Nontraditional risk factors for atherosclerosis refer to those risk factors that are not related to the usual Framingham cardiovascular risk factors, such as age, gender, etc., and are specific to certain diseases. These classically include cells, cytokines, chemokines, antibodies, and drugs (see Figure 2). Endothelial cells have a major role in the state of endothelial dysfunction. During inflammation, there is a release of many cytokines, which influence the action of nitric oxide and lead to vasoconstriction, as well as increase the risk of thrombosis and atheroma formation [37]. Also, the cells of the immune system especially T lymphocytes and B lymphocytes are implicated in this process. For instance, T cells are involved in the processes of atherosclerosis, and are a major contributor to AIRDs [38]. T helper cells, whether T helper 1 [39] or T helper 17 (Th17) cells, have a stimulatory effect on atherosclerosis formation [14]. On the other hand, regulatory T cells (Treg) have a protective function on the atherosclerosis process [40]. Unsurprisingly, the ratio of helper Th17 cells to regulator T reg cells is important in atherosclerosis formation and in controlling the disease during therapeutical interventions (e.g., with medications) [39]. With regards to immune mediators, TNFa is one of the most important mediators in autoimmune atherosclerosis and autoimmune diseases. TNFa is secreted from macrophages, endothelial cells, and T lymphocytes. As TNFa initiates or potentiates acute inflammatory states, anti-TNFa could play a major role in the control of the inflammatory conditions and disease control [41]. IL6 is also considered an important cytokine in inflammatory conditions. IL6 is found in RA patients with premature atherosclerosis [42]. Furthermore, IL1 was reported to have a role in the development of atherosclerosis in AIRDs [43].
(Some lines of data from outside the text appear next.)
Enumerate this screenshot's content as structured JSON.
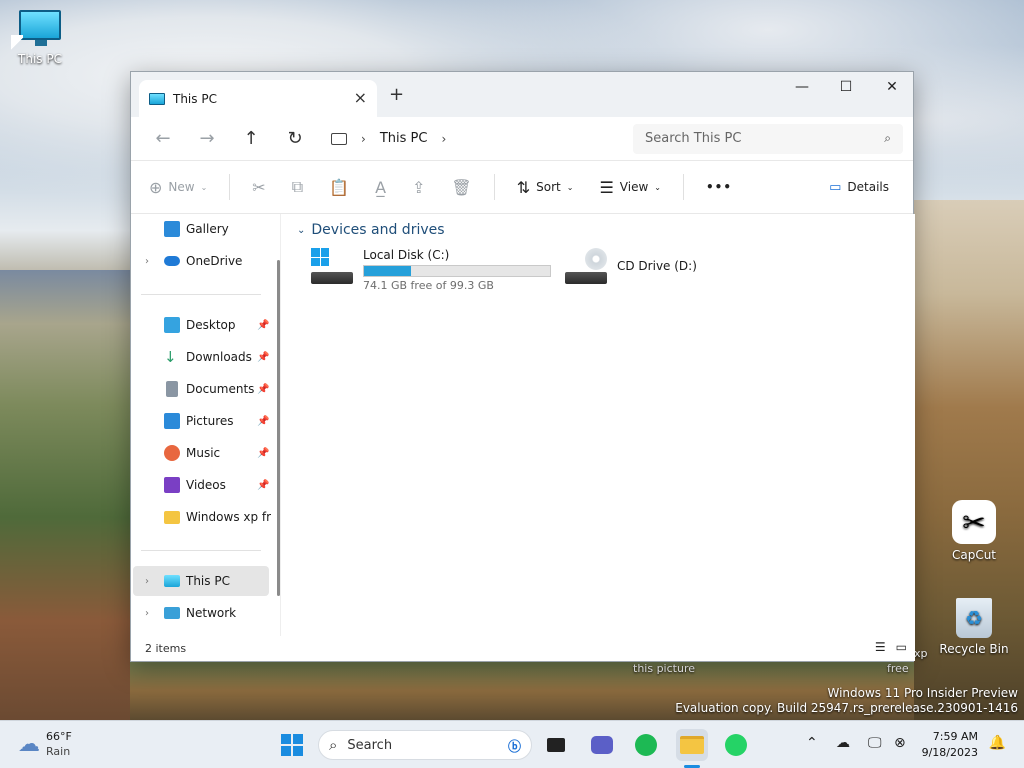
{
  "desktop": {
    "icons": [
      {
        "label": "This PC"
      },
      {
        "label": "CapCut"
      },
      {
        "label": "Recycle Bin"
      }
    ],
    "floating_labels": [
      "this picture",
      "xp",
      "free"
    ],
    "watermark": {
      "line1": "Windows 11 Pro Insider Preview",
      "line2": "Evaluation copy. Build 25947.rs_prerelease.230901-1416"
    }
  },
  "explorer": {
    "tab_title": "This PC",
    "new_tab": "+",
    "window_controls": {
      "minimize": "—",
      "maximize": "☐",
      "close": "✕"
    },
    "breadcrumb": {
      "location": "This PC"
    },
    "search_placeholder": "Search This PC",
    "toolbar": {
      "new": "New",
      "sort": "Sort",
      "view": "View",
      "more": "•••",
      "details": "Details"
    },
    "nav": {
      "gallery": "Gallery",
      "onedrive": "OneDrive",
      "desktop": "Desktop",
      "downloads": "Downloads",
      "documents": "Documents",
      "pictures": "Pictures",
      "music": "Music",
      "videos": "Videos",
      "folder": "Windows xp free",
      "this_pc": "This PC",
      "network": "Network"
    },
    "section_title": "Devices and drives",
    "drives": [
      {
        "name": "Local Disk (C:)",
        "free_text": "74.1 GB free of 99.3 GB",
        "used_fraction": 0.254
      },
      {
        "name": "CD Drive (D:)"
      }
    ],
    "status": "2 items"
  },
  "taskbar": {
    "weather_temp": "66°F",
    "weather_desc": "Rain",
    "search_label": "Search",
    "time": "7:59 AM",
    "date": "9/18/2023"
  },
  "colors": {
    "accent": "#1a8ce0",
    "progress": "#26a0da",
    "section_header": "#1f4e79"
  }
}
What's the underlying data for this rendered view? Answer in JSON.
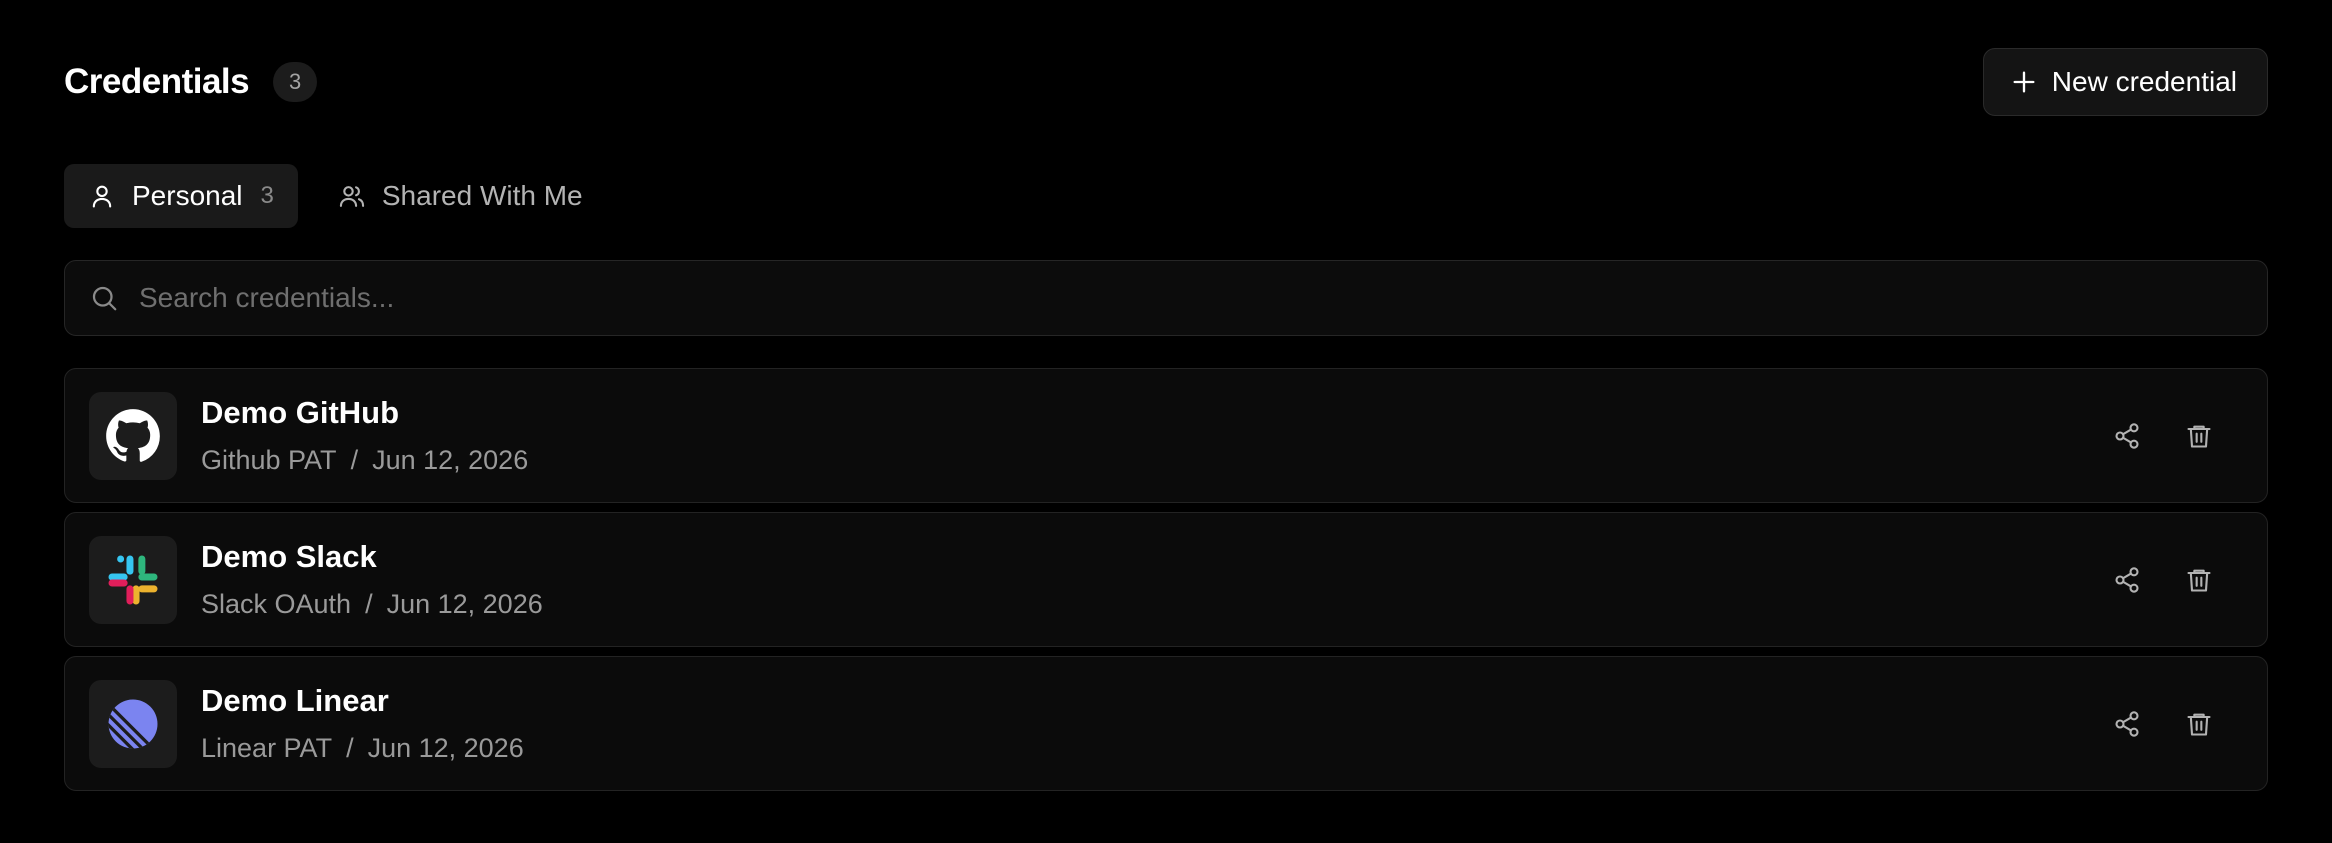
{
  "header": {
    "title": "Credentials",
    "count": "3",
    "new_button_label": "New credential"
  },
  "tabs": [
    {
      "label": "Personal",
      "count": "3",
      "icon": "user-icon",
      "active": true
    },
    {
      "label": "Shared With Me",
      "icon": "users-icon",
      "active": false
    }
  ],
  "search": {
    "placeholder": "Search credentials...",
    "value": ""
  },
  "credentials": [
    {
      "name": "Demo GitHub",
      "type": "Github PAT",
      "separator": "/",
      "date": "Jun 12, 2026",
      "icon": "github-logo-icon"
    },
    {
      "name": "Demo Slack",
      "type": "Slack OAuth",
      "separator": "/",
      "date": "Jun 12, 2026",
      "icon": "slack-logo-icon"
    },
    {
      "name": "Demo Linear",
      "type": "Linear PAT",
      "separator": "/",
      "date": "Jun 12, 2026",
      "icon": "linear-logo-icon"
    }
  ],
  "colors": {
    "background": "#000000",
    "surface": "#0b0b0b",
    "border": "#232323",
    "muted_text": "#9a9a9a",
    "linear_brand": "#7B84F0"
  }
}
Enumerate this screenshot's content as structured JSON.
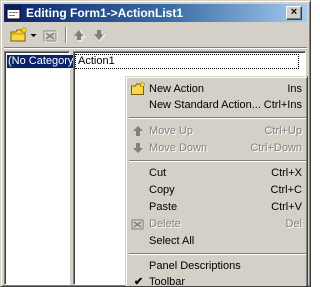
{
  "window": {
    "title": "Editing Form1->ActionList1",
    "close_label": "×"
  },
  "categories": {
    "items": [
      {
        "label": "(No Category)",
        "selected": true
      }
    ]
  },
  "actions": {
    "items": [
      {
        "label": "Action1"
      }
    ]
  },
  "context_menu": {
    "items": [
      {
        "label": "New Action",
        "shortcut": "Ins",
        "icon": "new-action-icon",
        "enabled": true
      },
      {
        "label": "New Standard Action...",
        "shortcut": "Ctrl+Ins",
        "enabled": true
      },
      {
        "label": "Move Up",
        "shortcut": "Ctrl+Up",
        "icon": "arrow-up-icon",
        "enabled": false
      },
      {
        "label": "Move Down",
        "shortcut": "Ctrl+Down",
        "icon": "arrow-down-icon",
        "enabled": false
      },
      {
        "label": "Cut",
        "shortcut": "Ctrl+X",
        "enabled": true
      },
      {
        "label": "Copy",
        "shortcut": "Ctrl+C",
        "enabled": true
      },
      {
        "label": "Paste",
        "shortcut": "Ctrl+V",
        "enabled": true
      },
      {
        "label": "Delete",
        "shortcut": "Del",
        "icon": "delete-icon",
        "enabled": false
      },
      {
        "label": "Select All",
        "shortcut": "",
        "enabled": true
      },
      {
        "label": "Panel Descriptions",
        "shortcut": "",
        "enabled": true
      },
      {
        "label": "Toolbar",
        "shortcut": "",
        "checked": true,
        "check_glyph": "✔",
        "enabled": true
      }
    ]
  },
  "colors": {
    "title_gradient_start": "#0a246a",
    "title_gradient_end": "#a6caf0",
    "face": "#d4d0c8",
    "selection": "#0a246a",
    "disabled_text": "#808080"
  }
}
Antibodies are basic contributors in the pathogenesis of autoimmune diseases. Many antibodies were reported to be implicated in the development of autoimmune rheumatic diseases and autoimmune atherosclerosis [44]. Rheumatoid factor (RF) is an antibody associated with rheumatoid arthritis, and its levels correlate with arthritis activity and prognosis; its presence is also associated with increase in cardiovascular risk [45,46]. Also, anticitrullinated protein antibody (ACPA) is associated with aggressive rheumatoid diseases; their presence is associated with worsening of the prognosis in RA and greater cardiovascular manifestations [47]. Antinuclear antibodies (ANA) are secreted in many AIRDs, and their levels are also related to diseases activity and formation of atherosclerotic plaques [48]. Anti-DNA antibody, which is specific to systemic lupus patients, also relates to disease activity [49]. Anti-LDL antibodies are antibodies formed against oxidized LDL, and its presence in the blood of the patients indicates an increased incidence of vascular dysfunction and cardiovascular deconditioning [50]. However, other studies indicate that antioxidized LDL confers protection against cardiovascular risk [51,52]. Interestingly, studies on the effect of anti-LDL antibodies showed that IgM is protective against atherosclerosis, while IgG has harmful effects [50]. The presence of antiphospholipid antibodies (e.g., in antiphospholipid antibody syndrome or its presence as secondary antiphospholipid in other connective tissue diseases) indicates a major risk for development of vascular thrombosis and cardiovascular diseases [53]. Cryoglobulin, immunoglobulins that precipitate in vitro at lower temperatures, was shown to be associated with many autoimmune diseases, especially Sjögren’s syndrome, systemic lupus, and hepatitis C viral infection [54]. Its presence in the blood does not indicate the presence of disease, but it can cause many vascular symptoms due to its precipitation and obstruction of blood vessels of multiple organs ranging from critical vascular ischemia to autoimmune vasculitis [55], which aggravate endothelial dysfunction [56]. Although anti-Ro anti-La antibodies are associated with congenital heart block in neonatal lupus disease [57], the presence of anti-Ro antibodies in adults may be associated with complete heart block in primary Sjögren’s syndrome patients [58,59].